Climategate Consequences: The Mann Report
When the Climategate story first broke, a lot of adherents of the skeptical view of anthropogenic climate change were mightily excited -- proclaiming it the "end of the global warming hoax." They have been disappointed because the breaking story wasn't immediately followed by the resignation of everyone involved, the termination of all U.S. action on cap and trade, and tar and feathers for Al Gore.
This was a little unrealistic. There are a lot of vested interests involved, a lot of money that depends on the CO2-driven AGW narrative, a lot of people with wealth and reputations on the line. That's a lot of inertia, and the narrative won't change course quickly.
That doesn't mean nothing is happening, however.
One of the people mentioned often in the Climategate emails is Dr. Michael Mann, a professor at Pennsylvania State University and the original first author of the famous "hockey stick" papers. When Climategate broke, there were a number of emails that seemed to show Mann was connected to the climate clique and some misconduct. This prompted what must have been a flood of emails. Penn State announced an inquiry into Mann's conduct just a few days later.
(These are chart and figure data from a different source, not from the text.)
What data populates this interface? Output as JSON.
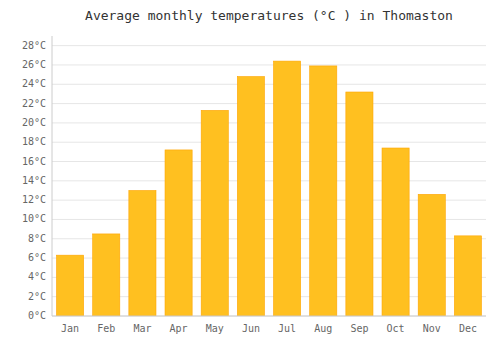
{
  "chart_data": {
    "type": "bar",
    "title": "Average monthly temperatures (°C ) in Thomaston",
    "categories": [
      "Jan",
      "Feb",
      "Mar",
      "Apr",
      "May",
      "Jun",
      "Jul",
      "Aug",
      "Sep",
      "Oct",
      "Nov",
      "Dec"
    ],
    "values": [
      6.3,
      8.5,
      13.0,
      17.2,
      21.3,
      24.8,
      26.4,
      25.9,
      23.2,
      17.4,
      12.6,
      8.3
    ],
    "color": "#FFC020",
    "ylim": [
      0,
      29
    ],
    "yticks": [
      {
        "value": 0,
        "label": "0°C"
      },
      {
        "value": 2,
        "label": "2°C"
      },
      {
        "value": 4,
        "label": "4°C"
      },
      {
        "value": 6,
        "label": "6°C"
      },
      {
        "value": 8,
        "label": "8°C"
      },
      {
        "value": 10,
        "label": "10°C"
      },
      {
        "value": 12,
        "label": "12°C"
      },
      {
        "value": 14,
        "label": "14°C"
      },
      {
        "value": 16,
        "label": "16°C"
      },
      {
        "value": 18,
        "label": "18°C"
      },
      {
        "value": 20,
        "label": "20°C"
      },
      {
        "value": 22,
        "label": "22°C"
      },
      {
        "value": 24,
        "label": "24°C"
      },
      {
        "value": 26,
        "label": "26°C"
      },
      {
        "value": 28,
        "label": "28°C"
      }
    ],
    "grid": true
  }
}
Today's breaking news is that the initial report on Mann's conduct has been released. The report itself isn't very exciting. If not a whitewash, it's at least a bit of a graywash, as they very carefully restricted the topics and questions they considered. But it's not a complete vindication for Mann, either (no matter what the Huffington Post says). The report concluded that Mann should be subject to further investigation, saying there was a real question whether Mann's conduct "may be undermining confidence in his findings as a scientist," or "may be undermining public trust in science in general and climate science specifically." In effect, the committee says there is evidence that Mann violated the social contract of science.
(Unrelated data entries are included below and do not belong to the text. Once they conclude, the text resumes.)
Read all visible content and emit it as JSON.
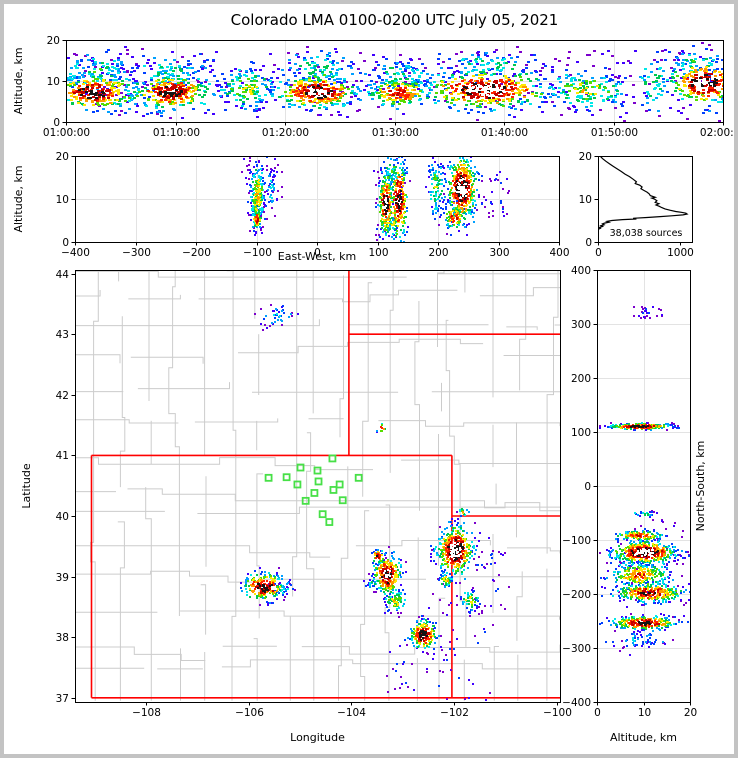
{
  "chart_data": {
    "type": "scatter",
    "title": "Colorado LMA 0100-0200 UTC July 05, 2021",
    "colormap": [
      "#7b00cc",
      "#3f00ff",
      "#0040ff",
      "#00a0ff",
      "#00e8e8",
      "#00c850",
      "#55dd00",
      "#ffe800",
      "#ff9900",
      "#ff2200",
      "#c40000",
      "#141414",
      "#ffffff"
    ],
    "cluster_format": "[center_x, center_y, sigma_x, sigma_y, n_points, peak_density]",
    "panels": {
      "time_height": {
        "type": "scatter-density",
        "ylabel": "Altitude, km",
        "x_range": [
          60,
          120
        ],
        "y_range": [
          0,
          20
        ],
        "x_tick_values": [
          60,
          70,
          80,
          90,
          100,
          110,
          120
        ],
        "x_tick_labels": [
          "01:00:00",
          "01:10:00",
          "01:20:00",
          "01:30:00",
          "01:40:00",
          "01:50:00",
          "02:00:00"
        ],
        "y_tick_values": [
          0,
          10,
          20
        ],
        "y_tick_labels": [
          "0",
          "10",
          "20"
        ],
        "clusters": [
          [
            62.5,
            7.5,
            1.9,
            2.2,
            300,
            0.95
          ],
          [
            62.5,
            12.5,
            2.0,
            2.4,
            130,
            0.4
          ],
          [
            69.5,
            7.5,
            1.8,
            2.2,
            290,
            0.92
          ],
          [
            69.5,
            12.5,
            1.9,
            2.3,
            110,
            0.4
          ],
          [
            76.5,
            8.5,
            1.4,
            2.6,
            150,
            0.55
          ],
          [
            82.8,
            7.6,
            1.8,
            2.0,
            320,
            0.97
          ],
          [
            82.8,
            13.0,
            1.9,
            2.4,
            110,
            0.42
          ],
          [
            90.3,
            7.3,
            1.5,
            1.8,
            190,
            0.8
          ],
          [
            90.3,
            12.0,
            1.6,
            2.2,
            80,
            0.4
          ],
          [
            98.3,
            8.2,
            2.9,
            2.4,
            400,
            0.97
          ],
          [
            98.5,
            14.0,
            2.6,
            2.0,
            110,
            0.4
          ],
          [
            107.5,
            8.0,
            2.0,
            2.4,
            170,
            0.55
          ],
          [
            113.5,
            9.5,
            0.9,
            3.2,
            60,
            0.45
          ],
          [
            118.2,
            9.8,
            1.6,
            2.6,
            250,
            0.97
          ],
          [
            117.5,
            14.5,
            1.4,
            1.8,
            60,
            0.4
          ],
          [
            90.0,
            9.0,
            16.0,
            4.2,
            160,
            0.13
          ]
        ]
      },
      "east_west": {
        "type": "scatter-density",
        "xlabel": "East-West, km",
        "ylabel": "Altitude, km",
        "x_range": [
          -400,
          400
        ],
        "y_range": [
          0,
          20
        ],
        "x_tick_values": [
          -400,
          -300,
          -200,
          -100,
          0,
          100,
          200,
          300,
          400
        ],
        "x_tick_labels": [
          "−400",
          "−300",
          "−200",
          "−100",
          "0",
          "100",
          "200",
          "300",
          "400"
        ],
        "y_tick_values": [
          0,
          10,
          20
        ],
        "y_tick_labels": [
          "0",
          "10",
          "20"
        ],
        "clusters": [
          [
            -100,
            11,
            6,
            4,
            240,
            0.62
          ],
          [
            -101,
            5.5,
            4,
            1.1,
            70,
            0.8
          ],
          [
            -78,
            12.5,
            5,
            2.5,
            40,
            0.3
          ],
          [
            -92,
            13,
            16,
            3.5,
            45,
            0.15
          ],
          [
            112,
            9,
            5.5,
            3.5,
            250,
            0.98
          ],
          [
            134,
            10,
            7,
            4.5,
            250,
            0.95
          ],
          [
            122,
            16.5,
            11,
            2,
            70,
            0.45
          ],
          [
            120,
            4.5,
            9,
            1,
            40,
            0.6
          ],
          [
            196,
            13,
            7,
            3.8,
            110,
            0.5
          ],
          [
            238,
            12.5,
            12,
            3.8,
            500,
            1.0
          ],
          [
            226,
            6,
            9,
            1.4,
            90,
            0.8
          ],
          [
            296,
            11,
            10,
            2.5,
            30,
            0.18
          ]
        ]
      },
      "altitude_histogram": {
        "type": "line",
        "annotation": "38,038 sources",
        "x_range": [
          0,
          1150
        ],
        "y_range": [
          0,
          20
        ],
        "x_tick_values": [
          0,
          1000
        ],
        "x_tick_labels": [
          "0",
          "1000"
        ],
        "y_tick_values": [
          0,
          10,
          20
        ],
        "y_tick_labels": [
          "0",
          "10",
          "20"
        ],
        "profile_alt_count": [
          [
            20,
            25
          ],
          [
            19.4,
            55
          ],
          [
            18.8,
            95
          ],
          [
            18.2,
            140
          ],
          [
            17.6,
            185
          ],
          [
            17,
            235
          ],
          [
            16.4,
            285
          ],
          [
            15.8,
            330
          ],
          [
            15.2,
            385
          ],
          [
            14.6,
            430
          ],
          [
            14,
            470
          ],
          [
            13.6,
            455
          ],
          [
            13.2,
            510
          ],
          [
            12.8,
            540
          ],
          [
            12.4,
            525
          ],
          [
            12,
            560
          ],
          [
            11.6,
            600
          ],
          [
            11.2,
            625
          ],
          [
            10.8,
            640
          ],
          [
            10.4,
            700
          ],
          [
            10.2,
            660
          ],
          [
            10,
            690
          ],
          [
            9.6,
            720
          ],
          [
            9.2,
            700
          ],
          [
            8.9,
            745
          ],
          [
            8.6,
            710
          ],
          [
            8.3,
            750
          ],
          [
            8,
            780
          ],
          [
            7.7,
            820
          ],
          [
            7.4,
            880
          ],
          [
            7.1,
            950
          ],
          [
            6.9,
            1020
          ],
          [
            6.7,
            1075
          ],
          [
            6.5,
            1090
          ],
          [
            6.3,
            1040
          ],
          [
            6.1,
            900
          ],
          [
            5.9,
            760
          ],
          [
            5.7,
            600
          ],
          [
            5.5,
            430
          ],
          [
            5.35,
            470
          ],
          [
            5.2,
            300
          ],
          [
            5,
            170
          ],
          [
            4.8,
            110
          ],
          [
            4.6,
            135
          ],
          [
            4.4,
            80
          ],
          [
            4.2,
            55
          ],
          [
            4,
            75
          ],
          [
            3.8,
            35
          ],
          [
            3.6,
            55
          ],
          [
            3.4,
            20
          ],
          [
            3.2,
            30
          ],
          [
            3,
            8
          ]
        ]
      },
      "map": {
        "type": "scatter-density",
        "xlabel": "Longitude",
        "ylabel": "Latitude",
        "x_range": [
          -109.37,
          -99.95
        ],
        "y_range": [
          36.93,
          44.06
        ],
        "x_tick_values": [
          -108,
          -106,
          -104,
          -102,
          -100
        ],
        "x_tick_labels": [
          "−108",
          "−106",
          "−104",
          "−102",
          "−100"
        ],
        "y_tick_values": [
          37,
          38,
          39,
          40,
          41,
          42,
          43,
          44
        ],
        "y_tick_labels": [
          "37",
          "38",
          "39",
          "40",
          "41",
          "42",
          "43",
          "44"
        ],
        "station_color": "#47e047",
        "border_color": "#ff0000",
        "county_color": "#cccccc",
        "stations": [
          [
            -104.37,
            40.95
          ],
          [
            -104.99,
            40.8
          ],
          [
            -104.66,
            40.75
          ],
          [
            -105.26,
            40.64
          ],
          [
            -105.61,
            40.63
          ],
          [
            -105.05,
            40.52
          ],
          [
            -104.64,
            40.57
          ],
          [
            -104.23,
            40.52
          ],
          [
            -103.86,
            40.63
          ],
          [
            -104.72,
            40.38
          ],
          [
            -104.35,
            40.43
          ],
          [
            -104.17,
            40.26
          ],
          [
            -104.56,
            40.03
          ],
          [
            -104.89,
            40.25
          ],
          [
            -104.43,
            39.9
          ]
        ],
        "state_borders": [
          [
            [
              -109.05,
              41
            ],
            [
              -109.05,
              37
            ]
          ],
          [
            [
              -109.05,
              41
            ],
            [
              -102.05,
              41
            ]
          ],
          [
            [
              -102.05,
              41
            ],
            [
              -102.05,
              37
            ]
          ],
          [
            [
              -109.05,
              37
            ],
            [
              -99.9,
              37
            ]
          ],
          [
            [
              -104.05,
              44.1
            ],
            [
              -104.05,
              41
            ]
          ],
          [
            [
              -104.05,
              43
            ],
            [
              -99.9,
              43
            ]
          ],
          [
            [
              -102.05,
              40
            ],
            [
              -99.9,
              40
            ]
          ]
        ],
        "clusters": [
          [
            -105.45,
            43.32,
            0.16,
            0.1,
            40,
            0.3
          ],
          [
            -103.42,
            41.47,
            0.05,
            0.035,
            12,
            0.8
          ],
          [
            -105.72,
            38.85,
            0.2,
            0.11,
            240,
            0.96
          ],
          [
            -105.35,
            38.8,
            0.12,
            0.06,
            35,
            0.35
          ],
          [
            -103.32,
            39.05,
            0.13,
            0.16,
            280,
            0.97
          ],
          [
            -103.5,
            39.35,
            0.06,
            0.06,
            50,
            0.85
          ],
          [
            -103.18,
            38.62,
            0.1,
            0.1,
            80,
            0.6
          ],
          [
            -103.6,
            38.9,
            0.06,
            0.05,
            22,
            0.4
          ],
          [
            -102.0,
            39.45,
            0.17,
            0.2,
            460,
            1.0
          ],
          [
            -101.85,
            40.08,
            0.05,
            0.04,
            18,
            0.55
          ],
          [
            -102.62,
            38.05,
            0.13,
            0.12,
            220,
            0.95
          ],
          [
            -101.72,
            38.62,
            0.1,
            0.09,
            55,
            0.55
          ],
          [
            -102.18,
            38.95,
            0.07,
            0.06,
            45,
            0.6
          ],
          [
            -101.9,
            37.85,
            0.3,
            0.4,
            45,
            0.15
          ],
          [
            -103.05,
            37.5,
            0.13,
            0.18,
            18,
            0.15
          ],
          [
            -101.35,
            38.95,
            0.18,
            0.25,
            25,
            0.18
          ],
          [
            -101.55,
            39.4,
            0.15,
            0.12,
            18,
            0.2
          ]
        ]
      },
      "north_south": {
        "type": "scatter-density",
        "xlabel": "Altitude, km",
        "ylabel": "North-South, km",
        "x_range": [
          0,
          20
        ],
        "y_range": [
          -400,
          400
        ],
        "x_tick_values": [
          0,
          10,
          20
        ],
        "x_tick_labels": [
          "0",
          "10",
          "20"
        ],
        "y_tick_values": [
          400,
          300,
          200,
          100,
          0,
          -100,
          -200,
          -300,
          -400
        ],
        "y_tick_labels": [
          "400",
          "300",
          "200",
          "100",
          "0",
          "−100",
          "−200",
          "−300",
          "−400"
        ],
        "clusters": [
          [
            9,
            112,
            3.2,
            2.6,
            230,
            0.95
          ],
          [
            11,
            323,
            1.6,
            5,
            25,
            0.16
          ],
          [
            10,
            -50,
            1.4,
            3,
            25,
            0.4
          ],
          [
            9,
            -90,
            2.6,
            4.5,
            140,
            0.8
          ],
          [
            10,
            -121,
            3.4,
            10,
            500,
            1.0
          ],
          [
            9,
            -163,
            3.2,
            11,
            240,
            0.75
          ],
          [
            11,
            -196,
            3.6,
            8,
            290,
            0.9
          ],
          [
            10,
            -252,
            3.4,
            6,
            270,
            0.93
          ],
          [
            9,
            -283,
            3.0,
            10,
            60,
            0.28
          ],
          [
            13,
            -160,
            4.0,
            45,
            90,
            0.14
          ]
        ]
      }
    }
  }
}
The report announces the formation of a university committee to investigate this further, and frankly, Mann could be in some trouble on this.
Consider some of the things we've seen as a result of the Climategate story: Mann apparently didn't actually delete emails when requested, but he also didn't say anything against it until after the request was exposed. He may not have directly manipulated data, but he didn't struggle when other people talked about it. He certainly participated in discussions of how to prevent skeptics like Steve McIntyre from getting access to data, and wasn't very forthcoming with his own data, which on the face would seem to violate Penn State policy. And while being wrong isn't scientific misconduct -- and it's a good damn thing -- the fact is that Mann's work has been seriously questioned on a number of occasions, as was documented in the Wegman report.
The Wegman report was, by the way, excluded from consideration by the initial committee at Penn State, which also didn't even communicate with Steve McIntyre. What this report really tells us is that even though they clearly tried to limit exposure as much as possible, the Penn State committee recognized there was enough controversy, and enough public attention, that they couldn't issue a simple whitewash.